Geneviève Mannarino veut développer la vie à domicile.
Geneviève Mannarino, vice-présidente du CD du Nord, veut changer la philosophie de la politique du handicap.

De nouvelles priorités pour la politique du handicap

Car le virage n’est pas seulement financier. « En décembre 2017, le Conseil départemental a adopté une délibération qui définit notre nouvelle politique du handicap, insiste Geneviève Mannarino, sa vice-présidente. Nous voulons privilégier la vie autonome, hors établissements, à domicile. » Le Département veut faire évoluer l’offre de services des foyers d’hébergement, développer l’accueil familial, renforcer l’accueil de jour et l’hébergement temporaire, mieux soutenir les aidants, etc. « Nous appelons à un changement de culture, poursuit-elle. Cela correspond aux attentes de nombreuses personnes handicapées, et c’est moins coûteux pour les finances publiques. »

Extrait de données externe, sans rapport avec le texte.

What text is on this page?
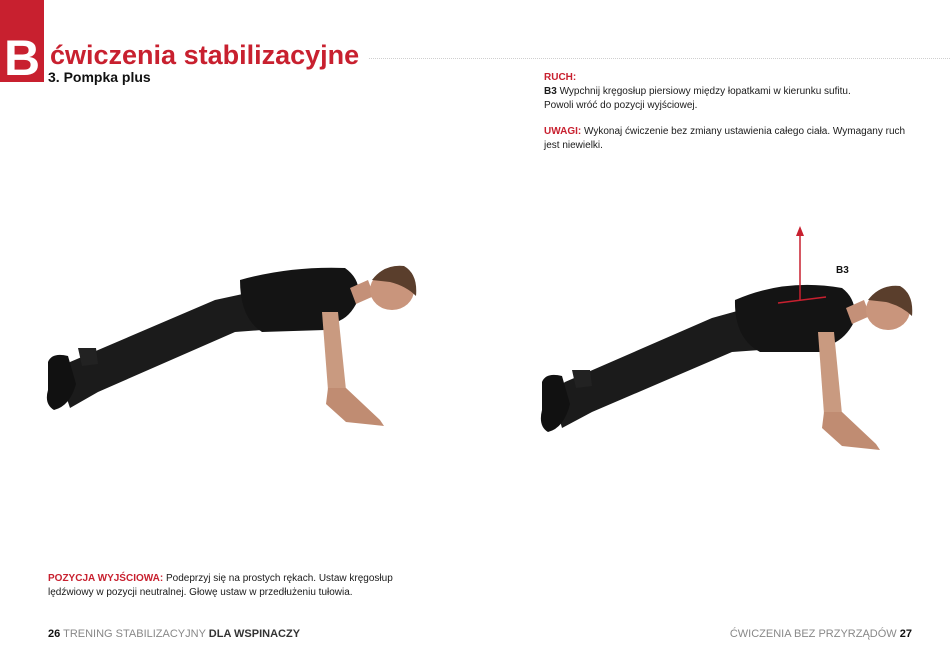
B ćwiczenia stabilizacyjne
3. Pompka plus	RUCH:
B3 Wypchnij kręgosłup piersiowy między łopatkami w kierunku sufitu.
Powoli wróć do pozycji wyjściowej.
UWAGI: Wykonaj ćwiczenie bez zmiany ustawienia całego ciała. Wymagany ruch jest niewielki.
POZYCJA WYJŚCIOWA: Podeprzyj się na prostych rękach. Ustaw kręgosłup lędźwiowy w pozycji neutralnej. Głowę ustaw w przedłużeniu tułowia.
B3
26 TRENING STABILIZACYJNY DLA WSPINACZY	ĆWICZENIA BEZ PRZYRZĄDÓW 27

Respecter chaque projet de vie

Moins coûteux, peut être, mais garantir à chacun de pouvoir vivre dignement suppose quand même de mettre en en œuvre des services d’accompagnement, de financer davantage d’heures d’aide humaine, etc. « Nous ne sommes pas opposés à ces nouvelles orientations, répond Claude Hoquet. Nos associations font déjà évoluer leur offre déjà dans ce sens-là. Mais cela ne se fera pas d’un claquement de doigts, et la réorganisation de l’offre d’accueil et d’accompagnement doit se faire dans le respect des droits des personnes et de leurs projets de vie. »

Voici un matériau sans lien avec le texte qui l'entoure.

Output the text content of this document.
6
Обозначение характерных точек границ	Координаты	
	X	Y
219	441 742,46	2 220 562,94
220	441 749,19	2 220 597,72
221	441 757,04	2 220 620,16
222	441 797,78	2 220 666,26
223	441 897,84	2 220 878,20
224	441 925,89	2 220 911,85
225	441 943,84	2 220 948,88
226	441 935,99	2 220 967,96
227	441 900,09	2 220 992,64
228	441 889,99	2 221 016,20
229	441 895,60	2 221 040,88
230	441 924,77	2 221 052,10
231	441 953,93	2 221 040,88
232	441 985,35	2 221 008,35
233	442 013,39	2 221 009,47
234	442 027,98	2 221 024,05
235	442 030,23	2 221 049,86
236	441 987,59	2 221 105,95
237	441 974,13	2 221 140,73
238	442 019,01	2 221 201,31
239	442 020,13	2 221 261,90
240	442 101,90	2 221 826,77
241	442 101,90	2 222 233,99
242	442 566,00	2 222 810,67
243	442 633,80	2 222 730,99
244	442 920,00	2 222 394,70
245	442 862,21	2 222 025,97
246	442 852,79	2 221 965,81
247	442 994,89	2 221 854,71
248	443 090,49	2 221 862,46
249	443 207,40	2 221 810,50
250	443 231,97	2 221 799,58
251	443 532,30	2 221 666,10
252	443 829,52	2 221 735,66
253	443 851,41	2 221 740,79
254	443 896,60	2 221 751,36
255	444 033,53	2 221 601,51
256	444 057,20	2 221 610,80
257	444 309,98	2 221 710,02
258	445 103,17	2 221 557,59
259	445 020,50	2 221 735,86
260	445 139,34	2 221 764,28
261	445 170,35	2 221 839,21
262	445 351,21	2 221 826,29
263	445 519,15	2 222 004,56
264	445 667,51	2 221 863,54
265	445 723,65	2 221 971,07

3 000 personnes en attente d’une place dans le Nord

De plus, l’an passé déjà, les besoins étaient loin d’être couverts. Selon le Comité d’entente régional Nord-Pas-de-Calais, près de 3 000 personnes étaient en attente d’une place en établissement ou service dans le Nord.  Faire plus avec moins : l’équation risque d’être difficile à tenir. Franck Seuret

Les départements en crise

Une quarantaine de départements risquent de ne pas pouvoir boucler leur budget 2016, selon l’Assemblée des départements de France. En cause, l’envol des dépenses de solidarité, et du RSA notamment, financées par les Conseils départementaux et sous-compensées par l’État. Ces difficultés financières risques d’impacter leurs autres domaines de compétence, dont le financement de l’aide sociale des frais d’hébergement des personnes handicapées en établissements et de la prestation de compensation du handicap. Le CD de l’Essonne doit ainsi 108 millions d’euros d’arriérés aux associations du secteur social et médico-social. Une dette dont il propose d’étaler le paiement sur six années… 

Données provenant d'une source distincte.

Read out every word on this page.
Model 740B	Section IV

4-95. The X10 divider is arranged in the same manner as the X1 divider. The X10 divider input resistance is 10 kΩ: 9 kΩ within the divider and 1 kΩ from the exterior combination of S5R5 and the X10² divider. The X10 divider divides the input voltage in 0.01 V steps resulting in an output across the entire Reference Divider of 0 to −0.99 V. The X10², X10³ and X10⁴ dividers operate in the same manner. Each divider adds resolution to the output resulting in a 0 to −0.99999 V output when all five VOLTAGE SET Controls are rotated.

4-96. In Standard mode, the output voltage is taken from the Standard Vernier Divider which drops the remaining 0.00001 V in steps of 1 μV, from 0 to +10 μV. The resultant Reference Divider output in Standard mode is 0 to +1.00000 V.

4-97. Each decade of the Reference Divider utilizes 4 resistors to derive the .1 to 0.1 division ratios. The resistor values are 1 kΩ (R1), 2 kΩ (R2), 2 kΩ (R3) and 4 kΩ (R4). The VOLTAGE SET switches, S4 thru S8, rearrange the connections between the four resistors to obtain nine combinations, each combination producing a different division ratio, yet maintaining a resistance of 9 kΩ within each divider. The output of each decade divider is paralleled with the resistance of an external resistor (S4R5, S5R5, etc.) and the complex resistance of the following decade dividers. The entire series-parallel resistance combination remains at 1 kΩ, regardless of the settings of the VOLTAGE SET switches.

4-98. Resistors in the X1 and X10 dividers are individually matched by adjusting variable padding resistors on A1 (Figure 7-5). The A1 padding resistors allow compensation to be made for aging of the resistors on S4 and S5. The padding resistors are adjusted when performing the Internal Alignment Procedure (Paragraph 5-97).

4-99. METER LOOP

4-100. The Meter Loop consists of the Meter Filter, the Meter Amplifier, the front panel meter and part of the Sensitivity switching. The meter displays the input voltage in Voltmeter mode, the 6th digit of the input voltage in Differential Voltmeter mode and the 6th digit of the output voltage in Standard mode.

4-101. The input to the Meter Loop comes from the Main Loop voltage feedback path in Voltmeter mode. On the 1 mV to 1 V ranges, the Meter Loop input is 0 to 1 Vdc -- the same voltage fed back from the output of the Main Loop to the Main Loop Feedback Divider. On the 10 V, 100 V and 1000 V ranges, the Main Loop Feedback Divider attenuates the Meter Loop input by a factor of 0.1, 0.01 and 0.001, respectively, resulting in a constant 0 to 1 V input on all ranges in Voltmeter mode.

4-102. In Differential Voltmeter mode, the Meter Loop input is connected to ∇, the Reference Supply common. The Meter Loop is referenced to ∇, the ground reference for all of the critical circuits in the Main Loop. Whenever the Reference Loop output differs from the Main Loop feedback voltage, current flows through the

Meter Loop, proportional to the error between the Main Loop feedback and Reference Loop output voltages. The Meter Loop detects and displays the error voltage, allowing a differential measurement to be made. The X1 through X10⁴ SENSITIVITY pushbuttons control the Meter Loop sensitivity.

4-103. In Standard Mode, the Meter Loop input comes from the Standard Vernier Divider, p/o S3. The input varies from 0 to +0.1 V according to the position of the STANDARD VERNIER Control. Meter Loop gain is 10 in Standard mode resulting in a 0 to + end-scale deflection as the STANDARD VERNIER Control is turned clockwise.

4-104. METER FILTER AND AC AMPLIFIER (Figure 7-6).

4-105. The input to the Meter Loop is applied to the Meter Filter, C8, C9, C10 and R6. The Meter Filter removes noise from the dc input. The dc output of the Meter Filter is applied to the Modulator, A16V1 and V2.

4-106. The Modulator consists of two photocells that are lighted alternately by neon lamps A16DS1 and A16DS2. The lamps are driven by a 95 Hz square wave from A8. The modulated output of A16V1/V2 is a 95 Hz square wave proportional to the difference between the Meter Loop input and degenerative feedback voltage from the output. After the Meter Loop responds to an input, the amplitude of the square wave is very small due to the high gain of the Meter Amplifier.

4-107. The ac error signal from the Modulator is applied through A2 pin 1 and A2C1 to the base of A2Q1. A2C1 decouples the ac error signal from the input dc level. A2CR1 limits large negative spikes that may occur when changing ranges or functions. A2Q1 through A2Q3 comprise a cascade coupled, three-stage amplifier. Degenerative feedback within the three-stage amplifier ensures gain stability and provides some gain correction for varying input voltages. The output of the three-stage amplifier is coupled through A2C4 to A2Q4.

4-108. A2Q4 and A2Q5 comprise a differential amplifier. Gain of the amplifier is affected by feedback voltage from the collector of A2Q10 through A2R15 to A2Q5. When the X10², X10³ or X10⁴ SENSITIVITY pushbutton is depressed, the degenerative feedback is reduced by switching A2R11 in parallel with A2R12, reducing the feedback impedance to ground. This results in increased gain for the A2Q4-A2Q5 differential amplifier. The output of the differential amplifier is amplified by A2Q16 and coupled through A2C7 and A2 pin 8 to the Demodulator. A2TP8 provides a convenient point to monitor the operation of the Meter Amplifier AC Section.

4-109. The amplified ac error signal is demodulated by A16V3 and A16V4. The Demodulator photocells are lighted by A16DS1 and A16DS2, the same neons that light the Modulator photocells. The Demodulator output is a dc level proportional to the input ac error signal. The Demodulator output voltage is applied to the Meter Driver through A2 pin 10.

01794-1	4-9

L’Unapei demande une concertation

L’Unapei, qui fédère plus de 300 associations gestionnaires, « ne peut accepter que les établissements et services (…) soient une variable d’ajustement financier ». « Consciente des graves difficultés financières que connaissent de très nombreuses collectivités départementales », elle « demande à ce qu’une concertation soit organisée rapidement par le gouvernement avec l’ensemble des financeurs. Les politiques de soutien à l’autonomie relèvent de la solidarité nationale. »

Comment 1 commentaire

une fois de plus les politiques s’attaquent aux plus défavorisés: handicapés,SDF, les plus démunis de la société et ne respectent ni le projet de vie des personnes, ni les difficultés dans lesquelles vivent les familles. Après avoir reculé sur l’accessibilité, ils reculent sur les aides aux associations mais pas sur les dépenses luxueuses.